The chiringuito, as in the traditional sort with thatch and a shape vaguely reminiscent of a boat, can be distinguished from other beach-bars, such as the wooden-roofed balneario, which is a misleading term in that the word means spa but which has acquired official status for its beach locations. Resorts are mapped according to balnearios: Playa de Palma, for instance. These balnearios have become part of the beach urban environment. A chiringuito implies a construction of a more rustic beach nature, to which can be assigned certain characteristics: laid-back, relaxed, cool.   

This is the implication, though it isn't always the reality, while the word chiringuito may or may not mean that traditional image. And into this realm of uncertainty has ridden the controversy of Son Serra de Marina, where the town hall (Santa Margalida) has been thinking about plonking a chiringuito and other beach paraphernalia, such as sunbeds. It is not known what the chiringuito structure might be (or might have been), while its positioning would not necessarily have been rustic in that its location was in front of or very close to the final urban development in this resort.

One can talk about this plan in the past tense, as the regional government would appear to have scuppered it. The protesters, several thousand of them, who formed a human chain against the plan can breathe a sigh of relief. The rustic nature of Son Serra is to be conserved.

The cause célèbre that has been the Son Serra plan might seem to have been what has provoked the environment ministry into tightening up on chiringuitos and what have you on rustic beaches. In fact, the ministry's natural spaces and biodiversity department have been on the case in any event. Son Serra is a clear case in point, but it isn't the only one.
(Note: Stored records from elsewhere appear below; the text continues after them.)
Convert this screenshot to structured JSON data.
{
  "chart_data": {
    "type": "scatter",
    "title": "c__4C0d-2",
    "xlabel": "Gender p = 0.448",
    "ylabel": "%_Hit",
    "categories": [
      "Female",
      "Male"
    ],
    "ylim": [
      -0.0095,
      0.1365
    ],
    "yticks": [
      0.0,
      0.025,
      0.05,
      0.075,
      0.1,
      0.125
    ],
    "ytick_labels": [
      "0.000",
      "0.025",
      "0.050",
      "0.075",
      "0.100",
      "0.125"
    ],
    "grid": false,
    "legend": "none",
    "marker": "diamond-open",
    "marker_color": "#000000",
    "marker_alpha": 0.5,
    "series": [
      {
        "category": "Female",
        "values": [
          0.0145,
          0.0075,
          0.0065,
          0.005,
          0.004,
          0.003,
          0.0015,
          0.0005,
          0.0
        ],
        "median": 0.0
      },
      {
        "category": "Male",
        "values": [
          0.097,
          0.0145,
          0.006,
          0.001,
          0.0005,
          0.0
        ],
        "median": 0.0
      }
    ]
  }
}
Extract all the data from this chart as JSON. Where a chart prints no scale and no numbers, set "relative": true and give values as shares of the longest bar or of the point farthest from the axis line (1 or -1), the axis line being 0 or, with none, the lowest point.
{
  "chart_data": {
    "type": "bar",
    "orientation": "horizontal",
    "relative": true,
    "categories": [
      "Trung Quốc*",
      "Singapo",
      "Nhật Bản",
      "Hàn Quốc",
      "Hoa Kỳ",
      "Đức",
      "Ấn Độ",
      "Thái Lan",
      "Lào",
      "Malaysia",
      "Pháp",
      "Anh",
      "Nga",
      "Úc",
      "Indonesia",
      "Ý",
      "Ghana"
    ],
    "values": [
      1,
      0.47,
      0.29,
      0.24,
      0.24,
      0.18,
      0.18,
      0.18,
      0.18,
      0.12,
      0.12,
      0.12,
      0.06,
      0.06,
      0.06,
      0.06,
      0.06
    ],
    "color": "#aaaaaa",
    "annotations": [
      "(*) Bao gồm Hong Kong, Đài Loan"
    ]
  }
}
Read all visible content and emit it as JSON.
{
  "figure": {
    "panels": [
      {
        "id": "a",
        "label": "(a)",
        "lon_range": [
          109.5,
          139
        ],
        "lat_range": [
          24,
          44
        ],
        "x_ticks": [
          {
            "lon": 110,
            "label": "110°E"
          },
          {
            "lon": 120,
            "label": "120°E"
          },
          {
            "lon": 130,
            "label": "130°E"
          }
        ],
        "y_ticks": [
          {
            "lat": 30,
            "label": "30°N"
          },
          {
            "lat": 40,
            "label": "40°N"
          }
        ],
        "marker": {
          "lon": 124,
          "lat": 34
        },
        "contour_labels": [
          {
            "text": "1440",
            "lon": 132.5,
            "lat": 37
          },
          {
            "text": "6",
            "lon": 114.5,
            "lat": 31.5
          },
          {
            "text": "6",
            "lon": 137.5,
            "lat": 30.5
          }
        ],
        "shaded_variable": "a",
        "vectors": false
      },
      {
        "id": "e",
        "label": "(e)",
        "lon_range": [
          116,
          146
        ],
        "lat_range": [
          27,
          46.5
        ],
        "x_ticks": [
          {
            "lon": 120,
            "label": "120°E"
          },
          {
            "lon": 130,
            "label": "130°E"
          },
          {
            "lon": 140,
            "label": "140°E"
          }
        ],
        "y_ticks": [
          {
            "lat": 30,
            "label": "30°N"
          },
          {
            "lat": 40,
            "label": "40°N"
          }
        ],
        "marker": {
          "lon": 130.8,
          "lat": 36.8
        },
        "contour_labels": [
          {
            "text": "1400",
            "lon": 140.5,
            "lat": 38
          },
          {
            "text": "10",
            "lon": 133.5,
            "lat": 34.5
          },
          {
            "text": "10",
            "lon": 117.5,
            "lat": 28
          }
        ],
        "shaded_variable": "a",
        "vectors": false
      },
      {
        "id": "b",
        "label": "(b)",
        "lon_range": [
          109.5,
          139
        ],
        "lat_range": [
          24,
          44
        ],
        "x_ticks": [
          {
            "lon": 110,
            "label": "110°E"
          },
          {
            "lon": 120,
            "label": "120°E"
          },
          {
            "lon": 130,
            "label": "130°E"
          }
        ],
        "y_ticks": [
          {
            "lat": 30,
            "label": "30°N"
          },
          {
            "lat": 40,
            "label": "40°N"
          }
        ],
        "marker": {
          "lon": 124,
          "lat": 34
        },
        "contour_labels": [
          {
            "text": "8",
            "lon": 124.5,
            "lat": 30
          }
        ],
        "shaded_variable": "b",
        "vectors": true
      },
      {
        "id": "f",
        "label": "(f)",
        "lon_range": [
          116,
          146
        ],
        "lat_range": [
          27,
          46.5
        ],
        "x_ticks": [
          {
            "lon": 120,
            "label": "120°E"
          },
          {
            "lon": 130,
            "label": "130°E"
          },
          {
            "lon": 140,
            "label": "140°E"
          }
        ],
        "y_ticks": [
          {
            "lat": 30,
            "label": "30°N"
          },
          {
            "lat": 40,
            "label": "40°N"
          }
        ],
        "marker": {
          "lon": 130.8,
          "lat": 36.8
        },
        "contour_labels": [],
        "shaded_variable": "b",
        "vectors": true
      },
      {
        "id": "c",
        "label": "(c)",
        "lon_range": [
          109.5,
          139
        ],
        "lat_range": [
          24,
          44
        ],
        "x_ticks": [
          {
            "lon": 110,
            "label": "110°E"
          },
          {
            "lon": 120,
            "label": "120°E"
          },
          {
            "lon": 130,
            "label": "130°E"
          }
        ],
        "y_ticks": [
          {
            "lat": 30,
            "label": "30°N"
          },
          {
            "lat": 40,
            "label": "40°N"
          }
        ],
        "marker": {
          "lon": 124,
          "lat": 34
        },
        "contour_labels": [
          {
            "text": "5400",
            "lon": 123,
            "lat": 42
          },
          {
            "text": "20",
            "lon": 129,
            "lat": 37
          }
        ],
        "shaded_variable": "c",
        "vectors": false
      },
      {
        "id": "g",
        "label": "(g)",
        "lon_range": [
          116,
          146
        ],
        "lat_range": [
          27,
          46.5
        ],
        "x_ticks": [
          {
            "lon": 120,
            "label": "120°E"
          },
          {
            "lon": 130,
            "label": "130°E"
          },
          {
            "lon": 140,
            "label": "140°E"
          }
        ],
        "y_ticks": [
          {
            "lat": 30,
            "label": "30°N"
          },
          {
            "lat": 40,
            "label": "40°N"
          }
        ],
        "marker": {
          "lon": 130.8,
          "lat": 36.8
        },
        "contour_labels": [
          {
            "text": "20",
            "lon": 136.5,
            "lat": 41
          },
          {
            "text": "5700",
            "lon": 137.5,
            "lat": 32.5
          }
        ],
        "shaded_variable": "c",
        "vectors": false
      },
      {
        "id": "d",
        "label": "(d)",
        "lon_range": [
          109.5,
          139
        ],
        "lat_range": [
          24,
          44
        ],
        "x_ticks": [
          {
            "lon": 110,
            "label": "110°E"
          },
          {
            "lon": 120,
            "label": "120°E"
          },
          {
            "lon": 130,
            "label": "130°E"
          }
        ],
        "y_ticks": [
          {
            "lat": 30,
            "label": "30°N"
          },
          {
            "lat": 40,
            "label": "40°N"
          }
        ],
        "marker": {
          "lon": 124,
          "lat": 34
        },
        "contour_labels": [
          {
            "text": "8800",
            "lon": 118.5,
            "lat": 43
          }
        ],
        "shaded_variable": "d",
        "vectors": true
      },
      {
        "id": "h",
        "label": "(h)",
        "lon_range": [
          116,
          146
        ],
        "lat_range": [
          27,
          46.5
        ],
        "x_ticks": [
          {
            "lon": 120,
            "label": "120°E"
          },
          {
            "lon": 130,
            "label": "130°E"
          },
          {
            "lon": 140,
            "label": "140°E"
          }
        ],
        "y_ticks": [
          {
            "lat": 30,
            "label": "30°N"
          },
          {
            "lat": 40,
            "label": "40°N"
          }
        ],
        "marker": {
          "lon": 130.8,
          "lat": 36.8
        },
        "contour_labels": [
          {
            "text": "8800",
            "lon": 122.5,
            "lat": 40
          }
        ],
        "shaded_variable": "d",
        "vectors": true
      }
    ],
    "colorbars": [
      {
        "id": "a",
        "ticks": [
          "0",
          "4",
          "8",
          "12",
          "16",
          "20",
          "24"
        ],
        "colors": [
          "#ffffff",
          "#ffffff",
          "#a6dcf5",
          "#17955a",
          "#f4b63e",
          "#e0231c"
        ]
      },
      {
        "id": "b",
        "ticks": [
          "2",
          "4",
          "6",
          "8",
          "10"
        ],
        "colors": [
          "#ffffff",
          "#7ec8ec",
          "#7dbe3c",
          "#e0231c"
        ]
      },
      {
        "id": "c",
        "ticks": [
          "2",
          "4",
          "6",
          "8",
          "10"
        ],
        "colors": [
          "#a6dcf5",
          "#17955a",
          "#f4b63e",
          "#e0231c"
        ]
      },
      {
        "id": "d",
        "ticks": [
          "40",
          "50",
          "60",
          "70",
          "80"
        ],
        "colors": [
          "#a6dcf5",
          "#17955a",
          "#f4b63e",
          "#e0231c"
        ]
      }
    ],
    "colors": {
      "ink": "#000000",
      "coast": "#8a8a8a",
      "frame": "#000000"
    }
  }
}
The objection that the ministry has to the project is that one hundred sunbeds plus bar and other facilities would "appreciably affect" an area of "community interest". The objection isn't so much that there would be the risk of environmental harm through pollution (though there might be some small risk), it is more the damage to the visual environment: unspoiled should mean and remain unspoiled.

Santa Margalida have given out different justifications for the plan. One was (bizarrely enough) to obtain a Blue Flag. Another was that the revenue from the concessions would pay for the maintenance of the beach. These may well have been reasonable grounds, but the chiringuito was surely unnecessary. Indeed, it would have represented a kick in the teeth to the one or two bars (not on the beach of course) which have, over several years, contributed to a laid-back atmosphere which so many thousands were prepared to defend.

But while this particular bar was questionable, can the same be said for chiringuitos on other beaches of a rustic style? A full invasion of beaches by sunbeds and other facilities is one thing, but a chiringuito on its own? Yes, there are many tourists (and residents) who crave unspoiled beaches. Likewise, there are those who quite enjoy there being a bar. It can be positive in that it adds to the ambience rather than subtracts. It can also be positive in preventing a need to haul any amount of containers and plastic which might end up being discarded and so pose more of an environmental risk than a chiringuito, so long as the latter is subject to strict control.

What will now happen is that the ministry is going to say yea or nay to new applications and existing ones. Son Serra, representative of the former, is almost certainly out of the question. But what of, just as an example, Es Trenc's famed S'Embat?

My guess would be that a great majority of tourists and residents will approve of the government's aims (and I would be included in that majority), but being too dogmatic and too universal in treating each beach as the same would mean missing a point about how many have enjoyed beach life for so long. Chiringuitos have their role and it is one of ambience created decades ago.